Monday, March 4, 2024

Predicting Resources of Tasks in Dynamic Workflows with Bucketing Algorithms at IPDPS 2024

 Thanh Son Phung will present Adaptive Task-Oriented Resource Allocation for Large Dynamic Workflows on Opportunistic Resources at the International Parallel and Distributed Processing Symposium 2024.

Non-technical users running dynamic workflows usually have no knowledge of resource (e.g., cores, memory, disk, GPUs) consumption of tasks within a given workflow. However, this omission of information can bring substantial performance degradation as it is important for workflow execution engines to know the exact amount of resources each task takes and make scheduling decisions accordingly.



 In the figure above, an application submits many invocations of two functions: f and g. The invocations are transformed into tasks through many layers and scheduled on worker nodes.
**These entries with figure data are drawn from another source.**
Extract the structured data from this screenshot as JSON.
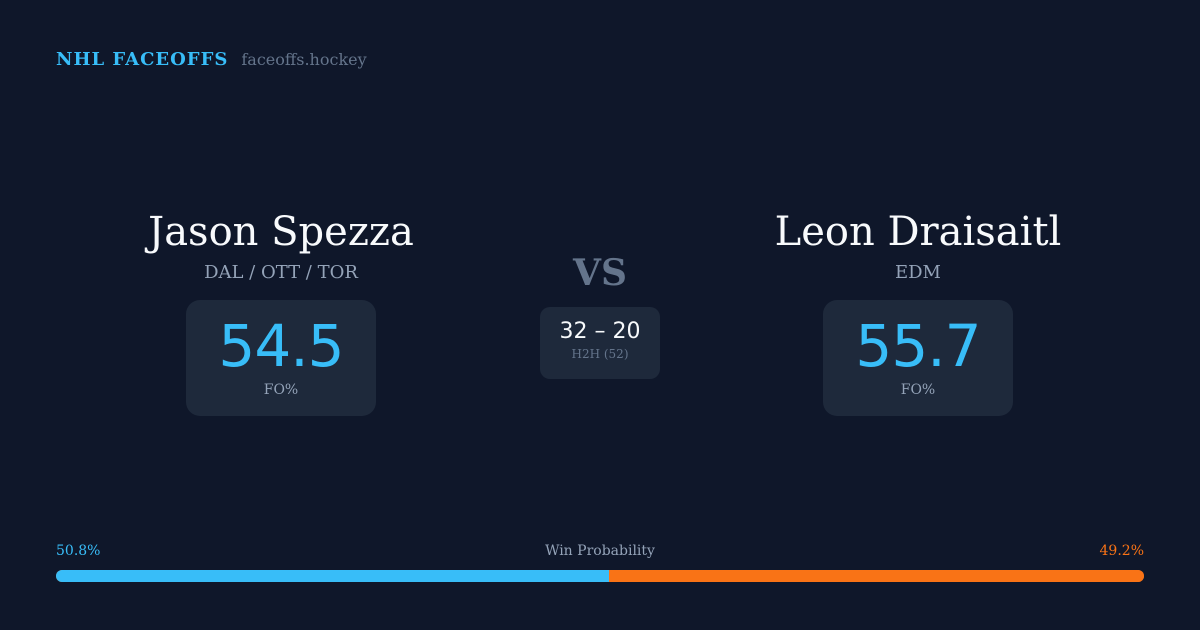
{
  "brand": {
    "name": "NHL FACEOFFS",
    "url": "faceoffs.hockey"
  },
  "left": {
    "name": "Jason Spezza",
    "teams": "DAL / OTT / TOR",
    "fo_pct": "54.5",
    "fo_label": "FO%"
  },
  "right": {
    "name": "Leon Draisaitl",
    "teams": "EDM",
    "fo_pct": "55.7",
    "fo_label": "FO%"
  },
  "vs": "VS",
  "h2h": {
    "score": "32 – 20",
    "label": "H2H (52)"
  },
  "probability": {
    "label": "Win Probability",
    "left": "50.8%",
    "right": "49.2%",
    "left_value": 50.8,
    "right_value": 49.2
  },
  "colors": {
    "background": "#0f172a",
    "left_accent": "#38bdf8",
    "right_accent": "#f97316",
    "card": "#1e293b"
  }
}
Note that the resource specification of each task may be unknown.

Since a manual resource specification for each task is unreliable, an automated solution is required. Such solution needs to be (1) general-purpose (can work with any workflow), (2) prior-free (no prior information is used as workflows may change over each run), (3) online (collect information and run as the workflow runs), and (4) robust (performant on many distributions and unexpected changes). The below figure shows two workflows: ColmenaXTB (top row) and TopEFT (bottom row). Resource types range from core, memory, disk, and execution time from left to right.

To predict resources of each task, we first collect resource records of completed tasks, group them into buckets of tasks based on their similarity in resource consumption, and probabilistically choose a bucket to allocate the next task, as shown in the example below.

We introduce two bucketing algorithms, namely Greedy Bucketing and Exhaustive Bucketing, which share the same principle of resource prediction and only differ in the way buckets of tasks are computed.

  We compare the two algorithms with five alternative algorithms on 7 workflows with 3 resource types. Results show that Greedy Bucketing and Exhaustive Bucketing consistently outperform other algorithms by yielding the highest resource efficiency in the majority of cases.